My mind was ripped from my machine, and I fell to the floor like a statue pushed off a building.

The hard impact of my suit crashing into the ground was only non-fatal thanks to the powerful harness and impact absorption of my seat.

My cockpit hatch door opened without my command, and I watched on my internal screens as Elio was dumped out of his cylinder. His unconscious body fell limply onto the ground.

With no way to restart Garuda, I got out of my seat and out of my cockpit. I ran toward Elio, dropped to my knees at his side, then checked his pulse, and thank the stars he had one.

“Wake up,” I yelled at him, as Kishi stilled in my periphery, and the sound of his cylinder releasing and opening was audible through my haze. “Wake up, Elio. We need to get out of here.”

Was that really Kishi? Did Breaker betray us?

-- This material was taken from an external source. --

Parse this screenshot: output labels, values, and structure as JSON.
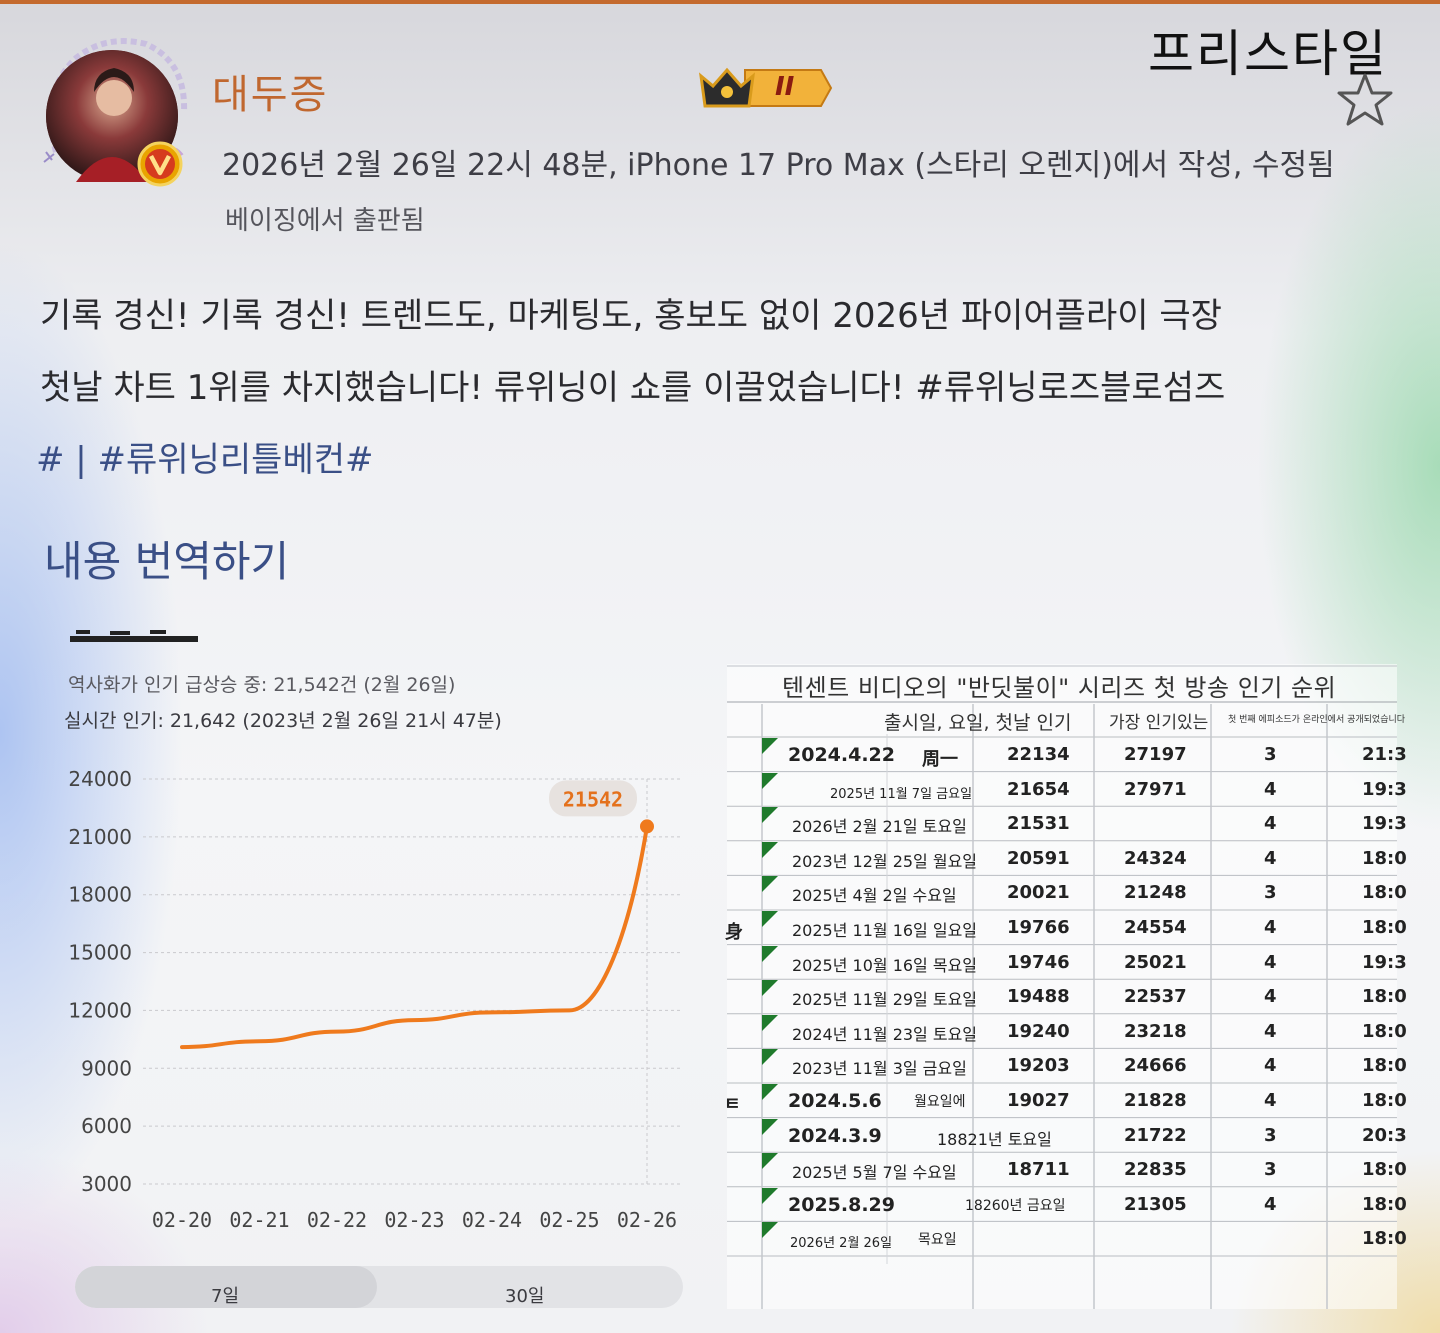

I didn’t understand what the fuck was happening or how his voice was able to override my machine.

I shook Elio again, knowing he was alive, but wanting so badly to have his help right now.

Breaker emerged from his weapon, and jumped down to our level, removing any remaining doubt.

He started toward us with steady, predatory steps, and all of my hackles rose.

“S-stay back.” I stumbled over my words, but I didn’t have any way to defend myself from him, and we both knew it. Normally, our pilot uniforms had basic hand tools and weapons, but I didn’t have any of that on me now.

“I’m not going to hurt you.” Breaker rolled his eyes playfully, like he hadn’t just smashed Lamassu with his own Shinka and rendered Elio unconscious.

“But I’m going to need you to hear me out, because I think I might have an interesting proposal for you.

” He glanced down at Elio. “For both of you, preferably.”

Somehow, that was enough to convince me to accept his eye contact, though not with any sense of trust or confidence.

“What do you mean a proposal?”

Breaker continued toward us without answering, until he was just feet away.